I was not there, but I saw the aftermath. Safe driving is essential to a world with less tragic accidents and with fewer headlines of people passing without having truly lived first. Being a safer driver is doing one’s part in reducing the amounts of accidents on the streets involving driving. Sometimes something as simple as being mindful of when to put turn signals and not texting people when they are driving can prevent a catastrophe. Personally, driving is a dangerous practice that cannot be taken lightly. I take every turn seriously and every speed limit as the supreme law of the land. Because I have seen the ramnifications of careless driving, the practice will never be as trivial to me as it is to many. There are many ways to be a better driver.

One way to reduce the possibilty of accidents is being wary of signs and signals. In highly traveled areas with pedestrian traffic, signs are everywhere.
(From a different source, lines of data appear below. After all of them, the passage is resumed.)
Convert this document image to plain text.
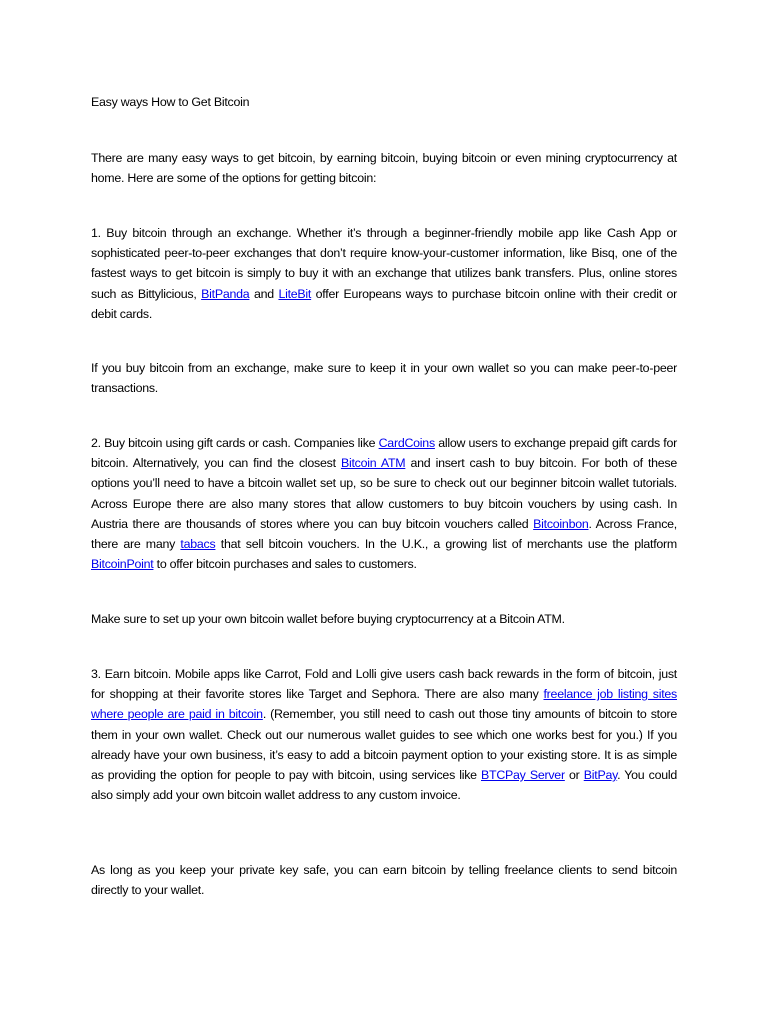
Easy ways How to Get Bitcoin

There are many easy ways to get bitcoin, by earning bitcoin, buying bitcoin or even mining cryptocurrency at home. Here are some of the options for getting bitcoin:

1. Buy bitcoin through an exchange. Whether it’s through a beginner-friendly mobile app like Cash App or sophisticated peer-to-peer exchanges that don’t require know-your-customer information, like Bisq, one of the fastest ways to get bitcoin is simply to buy it with an exchange that utilizes bank transfers. Plus, online stores such as Bittylicious, BitPanda and LiteBit offer Europeans ways to purchase bitcoin online with their credit or debit cards.

If you buy bitcoin from an exchange, make sure to keep it in your own wallet so you can make peer-to-peer transactions.

2. Buy bitcoin using gift cards or cash. Companies like CardCoins allow users to exchange prepaid gift cards for bitcoin. Alternatively, you can find the closest Bitcoin ATM and insert cash to buy bitcoin. For both of these options you’ll need to have a bitcoin wallet set up, so be sure to check out our beginner bitcoin wallet tutorials. Across Europe there are also many stores that allow customers to buy bitcoin vouchers by using cash. In Austria there are thousands of stores where you can buy bitcoin vouchers called Bitcoinbon. Across France, there are many tabacs that sell bitcoin vouchers. In the U.K., a growing list of merchants use the platform BitcoinPoint to offer bitcoin purchases and sales to customers.

Make sure to set up your own bitcoin wallet before buying cryptocurrency at a Bitcoin ATM.

3. Earn bitcoin. Mobile apps like Carrot, Fold and Lolli give users cash back rewards in the form of bitcoin, just for shopping at their favorite stores like Target and Sephora. There are also many freelance job listing sites where people are paid in bitcoin. (Remember, you still need to cash out those tiny amounts of bitcoin to store them in your own wallet. Check out our numerous wallet guides to see which one works best for you.) If you already have your own business, it’s easy to add a bitcoin payment option to your existing store. It is as simple as providing the option for people to pay with bitcoin, using services like BTCPay Server or BitPay. You could also simply add your own bitcoin wallet address to any custom invoice.

As long as you keep your private key safe, you can earn bitcoin by telling freelance clients to send bitcoin directly to your wallet.
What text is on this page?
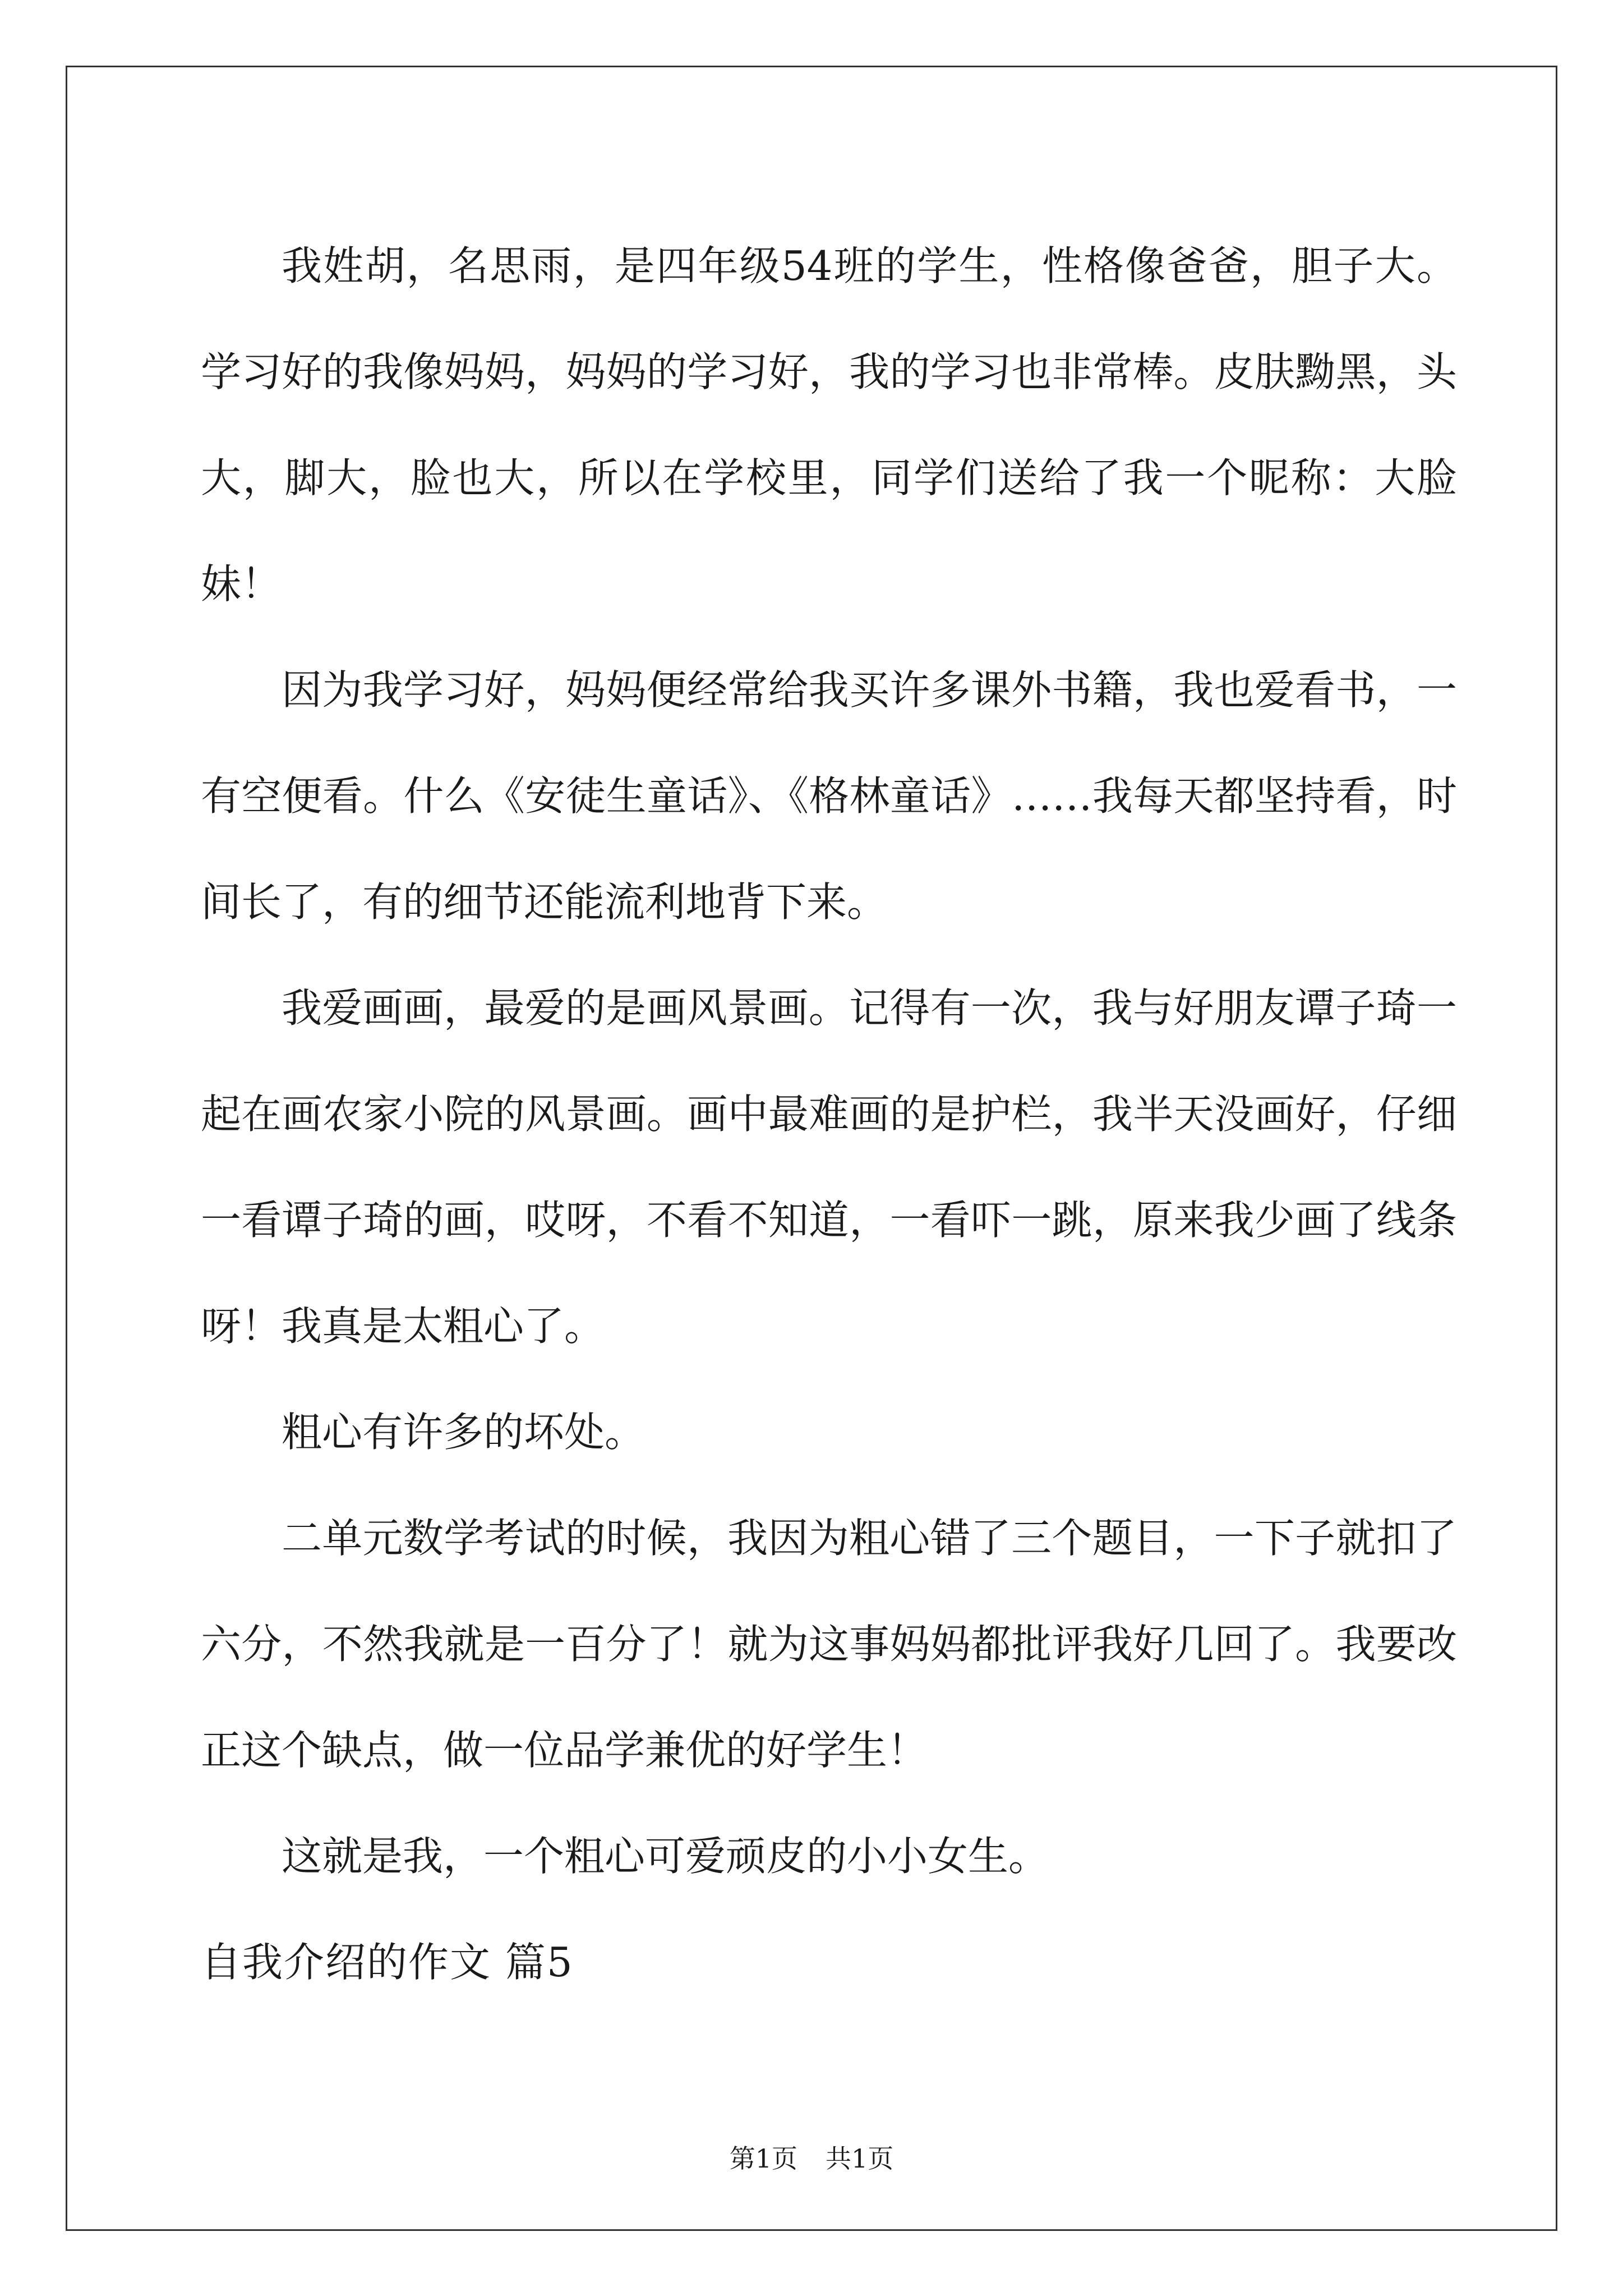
我姓胡，名思雨，是四年级54班的学生，性格像爸爸，胆子大。学习好的我像妈妈，妈妈的学习好，我的学习也非常棒。皮肤黝黑，头大，脚大，脸也大，所以在学校里，同学们送给了我一个昵称：大脸妹！

因为我学习好，妈妈便经常给我买许多课外书籍，我也爱看书，一有空便看。什么《安徒生童话》、《格林童话》……我每天都坚持看，时间长了，有的细节还能流利地背下来。

我爱画画，最爱的是画风景画。记得有一次，我与好朋友谭子琦一起在画农家小院的风景画。画中最难画的是护栏，我半天没画好，仔细一看谭子琦的画，哎呀，不看不知道，一看吓一跳，原来我少画了线条呀！我真是太粗心了。

粗心有许多的坏处。

二单元数学考试的时候，我因为粗心错了三个题目，一下子就扣了六分，不然我就是一百分了！就为这事妈妈都批评我好几回了。我要改正这个缺点，做一位品学兼优的好学生！

这就是我，一个粗心可爱顽皮的小小女生。

自我介绍的作文 篇5

第1页 共1页
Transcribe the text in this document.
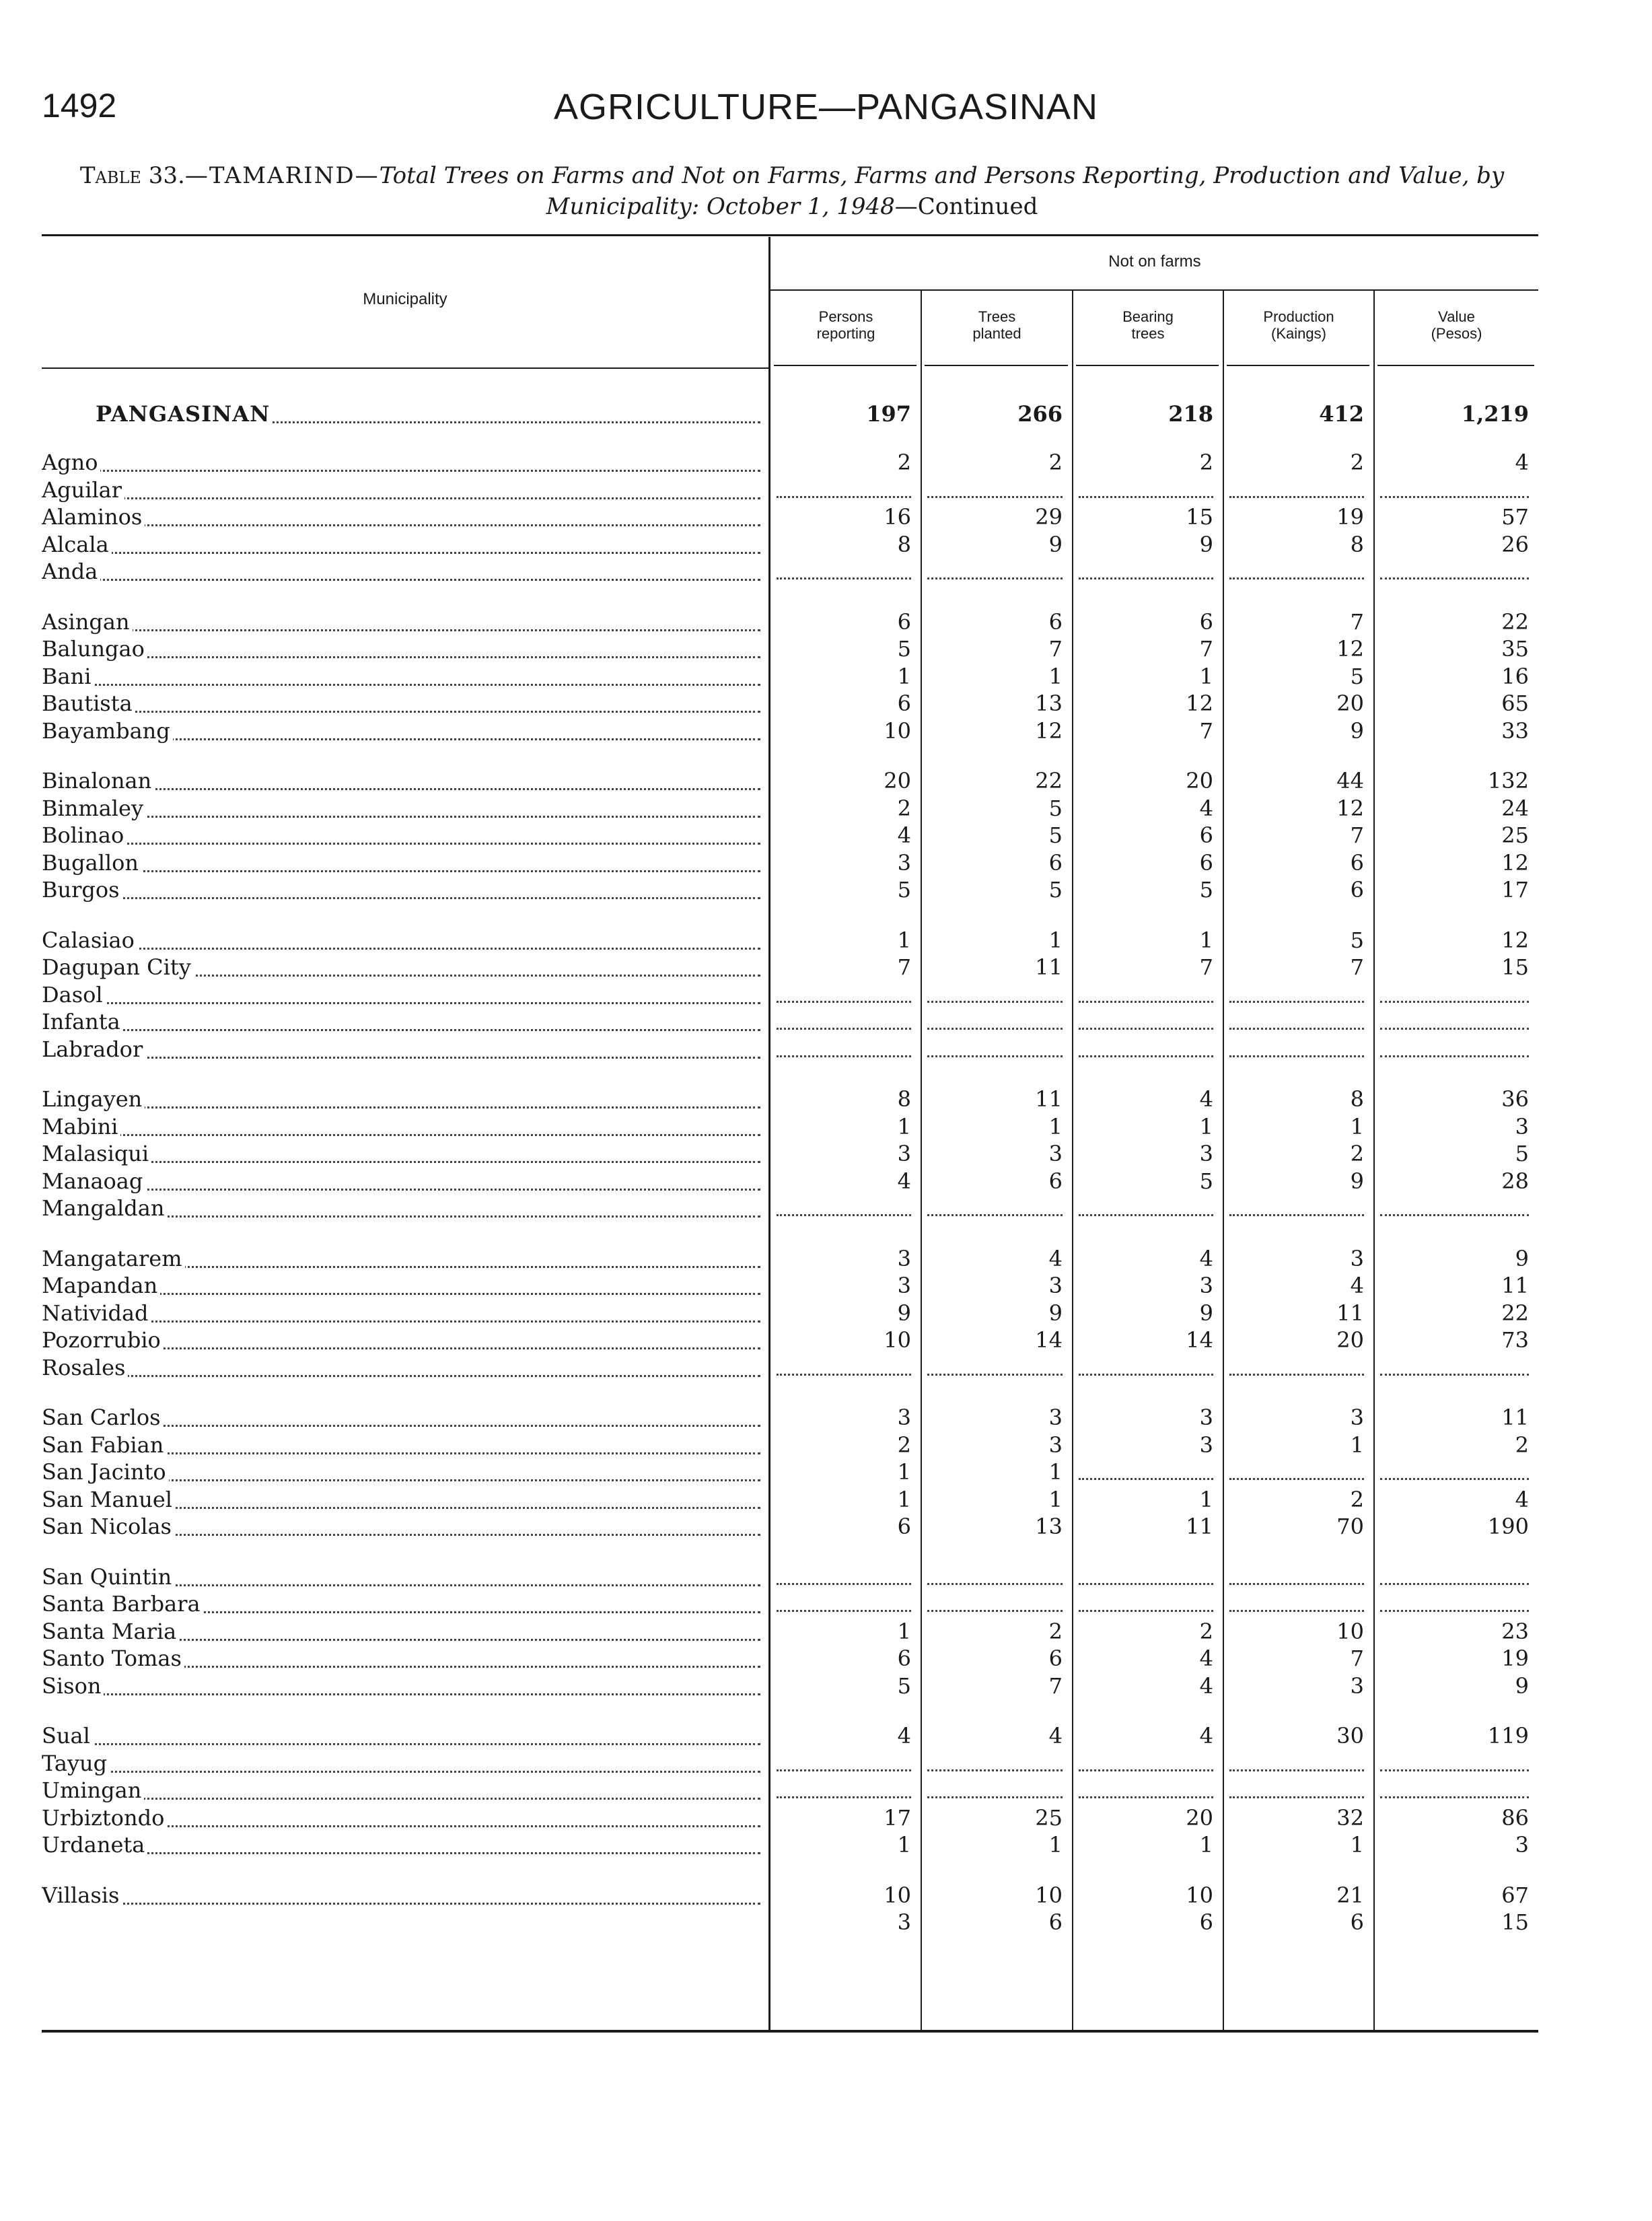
1492	AGRICULTURE—PANGASINAN
Table 33.—TAMARIND—Total Trees on Farms and Not on Farms, Farms and Persons Reporting, Production and Value, by
Municipality: October 1, 1948—Continued
Municipality
Not on farms
Persons
reporting
Trees
planted
Bearing
trees
Production
(Kaings)
Value
(Pesos)
PANGASINAN	197	266	218	412	1,219
Agno	2	2	2	2	4
Aguilar
Alaminos	16	29	15	19	57
Alcala	8	9	9	8	26
Anda
Asingan	6	6	6	7	22
Balungao	5	7	7	12	35
Bani	1	1	1	5	16
Bautista	6	13	12	20	65
Bayambang	10	12	7	9	33
Binalonan	20	22	20	44	132
Binmaley	2	5	4	12	24
Bolinao	4	5	6	7	25
Bugallon	3	6	6	6	12
Burgos	5	5	5	6	17
Calasiao	1	1	1	5	12
Dagupan City	7	11	7	7	15
Dasol
Infanta
Labrador
Lingayen	8	11	4	8	36
Mabini	1	1	1	1	3
Malasiqui	3	3	3	2	5
Manaoag	4	6	5	9	28
Mangaldan
Mangatarem	3	4	4	3	9
Mapandan	3	3	3	4	11
Natividad	9	9	9	11	22
Pozorrubio	10	14	14	20	73
Rosales
San Carlos	3	3	3	3	11
San Fabian	2	3	3	1	2
San Jacinto	1	1
San Manuel	1	1	1	2	4
San Nicolas	6	13	11	70	190
San Quintin
Santa Barbara
Santa Maria	1	2	2	10	23
Santo Tomas	6	6	4	7	19
Sison	5	7	4	3	9
Sual	4	4	4	30	119
Tayug
Umingan
Urbiztondo	17	25	20	32	86
Urdaneta	1	1	1	1	3
Villasis	10	10	10	21	67
3	6	6	6	15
Being aware of each of them and of one’s spatial position in a certain location can save a life. Streetlights follow the same logic. Coming from a place in which people say that speed limits are just “suggestions” and that yellow means, “Speed up,” telling people to be aware is often met with stares and laughs. Even if no one listens, simply telling one person can make a difference. However, these are practices that must be employed by one’s self as well. It does not matter if one is in the crowded city of New York or in the suburbs, signs and signals are present for public safety and must be obeyed.

As much as being a safe driver means to be mindful of what one does, it also means to be alert of other drivers. Many times, one is doing everything according to law and safety, and, yet, another driver can completely change the outcome of the day. Aside from following signs, benign wary of whether or not others follow them can alert an individual to avoid certain drivers. Knowing from first hand experience just how much damage another driver can do to someone that is following every single law and rule, the importance of being aware of every other car on the street is grand and influences my own driving. It is not only about following rules but also of noticing when others do not.

If everyone drove safely, many would still be celebrating birthdays with their loved ones. Unfortunately, that is not that case. Safe driving is something that must be taken seriously, for it has the power to save lives and sometimes even whole families. The truth is simple, if not careful, everyone is driving a death machine.